The upscale house included a hammam, a disco, a gym, and a hair salon.

The ruling “is the beginning of the end for this rule of impunity and immunity that these kleptocrats imagined was eternal,” said William Bourdon, a lawyer for advocacy groups Transparency International and Sherpa, The Telegraph reported.

An investigation was launched into Obiang's lavish lifestyle in 2012 after Transparency International and Sherpa filed a complaint against Obiang accusing him of having siphoned off more than $225 million of public money while he was agriculture and forestry minister.

Judge Benedicte de Perthuis criticized French bank Societe Generale and the Bank of France for allowing Obiang to seamlessly channel public money to French accounts.

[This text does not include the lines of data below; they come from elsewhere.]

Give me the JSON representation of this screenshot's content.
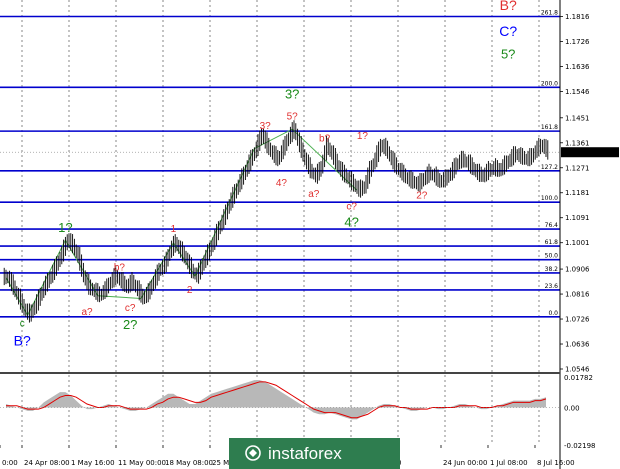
{
  "chart_data": {
    "type": "line",
    "price_chart": {
      "y_axis_labels": [
        "1.1816",
        "1.1726",
        "1.1636",
        "1.1546",
        "1.1451",
        "1.1361",
        "1.1271",
        "1.1181",
        "1.1091",
        "1.1001",
        "1.0906",
        "1.0816",
        "1.0726",
        "1.0636",
        "1.0546"
      ],
      "ylim": [
        1.0546,
        1.1861
      ],
      "current_price": "1.1327",
      "fibonacci_levels": [
        {
          "label": "261.8",
          "price": 1.1816
        },
        {
          "label": "200.0",
          "price": 1.1561
        },
        {
          "label": "161.8",
          "price": 1.1403
        },
        {
          "label": "127.2",
          "price": 1.126
        },
        {
          "label": "100.0",
          "price": 1.1147
        },
        {
          "label": "76.4",
          "price": 1.105
        },
        {
          "label": "61.8",
          "price": 1.0989
        },
        {
          "label": "50.0",
          "price": 1.094
        },
        {
          "label": "38.2",
          "price": 1.0892
        },
        {
          "label": "23.6",
          "price": 1.0831
        },
        {
          "label": "0.0",
          "price": 1.0734
        }
      ],
      "series": [
        {
          "x": [
            0,
            1,
            2,
            3,
            4,
            5,
            6,
            7,
            8,
            9,
            10,
            11,
            12,
            13,
            14,
            15,
            16,
            17,
            18,
            19,
            20,
            21,
            22,
            23,
            24,
            25,
            26,
            27,
            28,
            29,
            30,
            31,
            32,
            33,
            34,
            35,
            36,
            37,
            38,
            39,
            40,
            41,
            42,
            43,
            44,
            45,
            46,
            47,
            48,
            49,
            50,
            51,
            52,
            53,
            54,
            55,
            56,
            57,
            58,
            59,
            60,
            61,
            62,
            63,
            64,
            65,
            66,
            67,
            68,
            69,
            70,
            71,
            72,
            73,
            74,
            75,
            76,
            77,
            78,
            79,
            80,
            81,
            82,
            83,
            84,
            85,
            86,
            87,
            88,
            89,
            90,
            91,
            92,
            93,
            94,
            95,
            96,
            97,
            98,
            99,
            100
          ],
          "values": [
            1.0875,
            1.084,
            1.08,
            1.076,
            1.074,
            1.077,
            1.081,
            1.085,
            1.088,
            1.092,
            1.096,
            1.101,
            1.099,
            1.095,
            1.088,
            1.084,
            1.0825,
            1.081,
            1.083,
            1.086,
            1.088,
            1.086,
            1.084,
            1.086,
            1.083,
            1.08,
            1.082,
            1.086,
            1.09,
            1.092,
            1.097,
            1.1,
            1.097,
            1.094,
            1.09,
            1.088,
            1.092,
            1.096,
            1.1,
            1.105,
            1.109,
            1.114,
            1.118,
            1.122,
            1.126,
            1.13,
            1.134,
            1.139,
            1.135,
            1.132,
            1.13,
            1.134,
            1.138,
            1.141,
            1.135,
            1.13,
            1.126,
            1.124,
            1.127,
            1.135,
            1.132,
            1.128,
            1.125,
            1.123,
            1.121,
            1.119,
            1.12,
            1.126,
            1.13,
            1.135,
            1.134,
            1.13,
            1.127,
            1.125,
            1.123,
            1.122,
            1.121,
            1.123,
            1.125,
            1.124,
            1.122,
            1.123,
            1.125,
            1.128,
            1.13,
            1.129,
            1.127,
            1.125,
            1.124,
            1.126,
            1.127,
            1.126,
            1.128,
            1.13,
            1.132,
            1.131,
            1.13,
            1.131,
            1.134,
            1.135,
            1.1327
          ]
        }
      ],
      "wave_lines": [
        {
          "points": [
            [
              0,
              1.0875
            ],
            [
              4,
              1.074
            ],
            [
              11,
              1.101
            ],
            [
              17,
              1.081
            ],
            [
              25,
              1.08
            ],
            [
              31,
              1.1
            ],
            [
              35,
              1.088
            ],
            [
              46,
              1.134
            ],
            [
              53,
              1.141
            ],
            [
              65,
              1.119
            ]
          ]
        }
      ],
      "wave_labels": [
        {
          "text": "c",
          "color": "#1a8a1a",
          "x": 3,
          "price": 1.07,
          "size": 10
        },
        {
          "text": "B?",
          "color": "#0000ff",
          "x": 3,
          "price": 1.063,
          "size": 14
        },
        {
          "text": "1?",
          "color": "#1a8a1a",
          "x": 11,
          "price": 1.104,
          "size": 13
        },
        {
          "text": "a?",
          "color": "#e03030",
          "x": 15,
          "price": 1.074,
          "size": 10
        },
        {
          "text": "b?",
          "color": "#e03030",
          "x": 21,
          "price": 1.09,
          "size": 10
        },
        {
          "text": "c?",
          "color": "#e03030",
          "x": 23,
          "price": 1.0755,
          "size": 10
        },
        {
          "text": "2?",
          "color": "#1a8a1a",
          "x": 23,
          "price": 1.069,
          "size": 13
        },
        {
          "text": "1",
          "color": "#e03030",
          "x": 31,
          "price": 1.104,
          "size": 10
        },
        {
          "text": "2",
          "color": "#e03030",
          "x": 34,
          "price": 1.082,
          "size": 10
        },
        {
          "text": "3?",
          "color": "#e03030",
          "x": 48,
          "price": 1.141,
          "size": 10
        },
        {
          "text": "3?",
          "color": "#1a8a1a",
          "x": 53,
          "price": 1.152,
          "size": 13
        },
        {
          "text": "5?",
          "color": "#e03030",
          "x": 53,
          "price": 1.1445,
          "size": 10
        },
        {
          "text": "4?",
          "color": "#e03030",
          "x": 51,
          "price": 1.1205,
          "size": 10
        },
        {
          "text": "b?",
          "color": "#e03030",
          "x": 59,
          "price": 1.1365,
          "size": 10
        },
        {
          "text": "a?",
          "color": "#e03030",
          "x": 57,
          "price": 1.1165,
          "size": 10
        },
        {
          "text": "c?",
          "color": "#e03030",
          "x": 64,
          "price": 1.112,
          "size": 10
        },
        {
          "text": "4?",
          "color": "#1a8a1a",
          "x": 64,
          "price": 1.106,
          "size": 13
        },
        {
          "text": "1?",
          "color": "#e03030",
          "x": 66,
          "price": 1.1375,
          "size": 10
        },
        {
          "text": "2?",
          "color": "#e03030",
          "x": 77,
          "price": 1.116,
          "size": 10
        },
        {
          "text": "B?",
          "color": "#e03030",
          "x": 93,
          "price": 1.184,
          "size": 14
        },
        {
          "text": "C?",
          "color": "#0000ff",
          "x": 93,
          "price": 1.1745,
          "size": 14
        },
        {
          "text": "5?",
          "color": "#1a8a1a",
          "x": 93,
          "price": 1.1665,
          "size": 13
        }
      ]
    },
    "oscillator": {
      "y_axis_labels": [
        "0.01782",
        "0.00",
        "-0.02198"
      ],
      "ylim": [
        -0.02198,
        0.01782
      ],
      "histogram": [
        0.002,
        0.001,
        0.0,
        -0.001,
        -0.002,
        -0.002,
        0.0,
        0.003,
        0.005,
        0.007,
        0.009,
        0.009,
        0.007,
        0.004,
        0.001,
        -0.001,
        -0.001,
        0.0,
        0.001,
        0.002,
        0.001,
        0.0,
        -0.001,
        -0.002,
        -0.002,
        -0.001,
        0.0,
        0.002,
        0.004,
        0.006,
        0.008,
        0.008,
        0.006,
        0.004,
        0.002,
        0.002,
        0.004,
        0.006,
        0.008,
        0.009,
        0.01,
        0.011,
        0.012,
        0.013,
        0.014,
        0.015,
        0.016,
        0.016,
        0.015,
        0.013,
        0.011,
        0.009,
        0.007,
        0.005,
        0.003,
        0.001,
        -0.001,
        -0.003,
        -0.004,
        -0.004,
        -0.003,
        -0.004,
        -0.005,
        -0.006,
        -0.007,
        -0.007,
        -0.005,
        -0.003,
        -0.001,
        0.001,
        0.002,
        0.002,
        0.001,
        0.0,
        -0.001,
        -0.002,
        -0.002,
        -0.001,
        0.0,
        0.0,
        -0.001,
        -0.001,
        0.0,
        0.001,
        0.002,
        0.002,
        0.001,
        0.0,
        -0.001,
        -0.001,
        0.0,
        0.001,
        0.002,
        0.003,
        0.004,
        0.004,
        0.004,
        0.004,
        0.005,
        0.005,
        0.006
      ],
      "signal": [
        0.001,
        0.001,
        0.001,
        0.0,
        -0.001,
        -0.001,
        -0.001,
        0.0,
        0.002,
        0.004,
        0.006,
        0.007,
        0.007,
        0.006,
        0.004,
        0.002,
        0.001,
        0.0,
        0.0,
        0.001,
        0.001,
        0.001,
        0.0,
        -0.001,
        -0.001,
        -0.001,
        -0.001,
        0.0,
        0.002,
        0.003,
        0.005,
        0.006,
        0.006,
        0.005,
        0.004,
        0.003,
        0.003,
        0.004,
        0.006,
        0.007,
        0.008,
        0.009,
        0.01,
        0.011,
        0.012,
        0.013,
        0.014,
        0.015,
        0.015,
        0.014,
        0.013,
        0.011,
        0.009,
        0.007,
        0.005,
        0.003,
        0.001,
        -0.001,
        -0.002,
        -0.003,
        -0.003,
        -0.003,
        -0.004,
        -0.005,
        -0.006,
        -0.006,
        -0.005,
        -0.004,
        -0.002,
        0.0,
        0.001,
        0.001,
        0.001,
        0.0,
        0.0,
        -0.001,
        -0.001,
        -0.001,
        -0.001,
        0.0,
        0.0,
        0.0,
        0.0,
        0.0,
        0.001,
        0.001,
        0.001,
        0.001,
        0.0,
        0.0,
        0.0,
        0.001,
        0.001,
        0.002,
        0.003,
        0.003,
        0.003,
        0.003,
        0.004,
        0.004,
        0.005
      ]
    },
    "x_axis_labels": [
      "0:00",
      "24 Apr 08:00",
      "1 May 16:00",
      "11 May 00:00",
      "18 May 08:00",
      "25 M",
      "0",
      "24 Jun 00:00",
      "1 Jul 08:00",
      "8 Jul 16:00"
    ],
    "grid": true
  },
  "logo": {
    "text": "instaforex",
    "bg_color": "#2e7d4f"
  },
  "colors": {
    "fibo_line": "#0000cd",
    "wave_line": "#4caf50",
    "candles": "#000000",
    "histogram": "#b8b8b8",
    "signal": "#e00000"
  }
}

According to Germany's public broadcaster Deutsche Welle, the judge said that "the attitude of Societe Generale, similar to that of the Bank of France, may have led (Obiang) to think for a long period of time that there was, in France, some kind of tolerance for these practices."

Obiang’s lawyer, Emmanuel Marsigny, said his client may appeal the decision.

The suspended sentence mean that Obiang will face prison and paying the fine only in the event he is convicted in France a second time on similar charges.

The mansion cannot be seized by French authorities until the International Court of Justice (ICJ) in The Hague confirms the court's order.

In December 2016, the ICJ ruled that the French court had jurisdiction to try Obiang, but that the mansion was a diplomatic mission of Equatorial Guinea.

Transparency International is calling for legal measures to return seized assets to their country of origin, instead of being contributed to France’s government coffers. Their proposal will be debated at the National Assembly in Paris on November 23rd.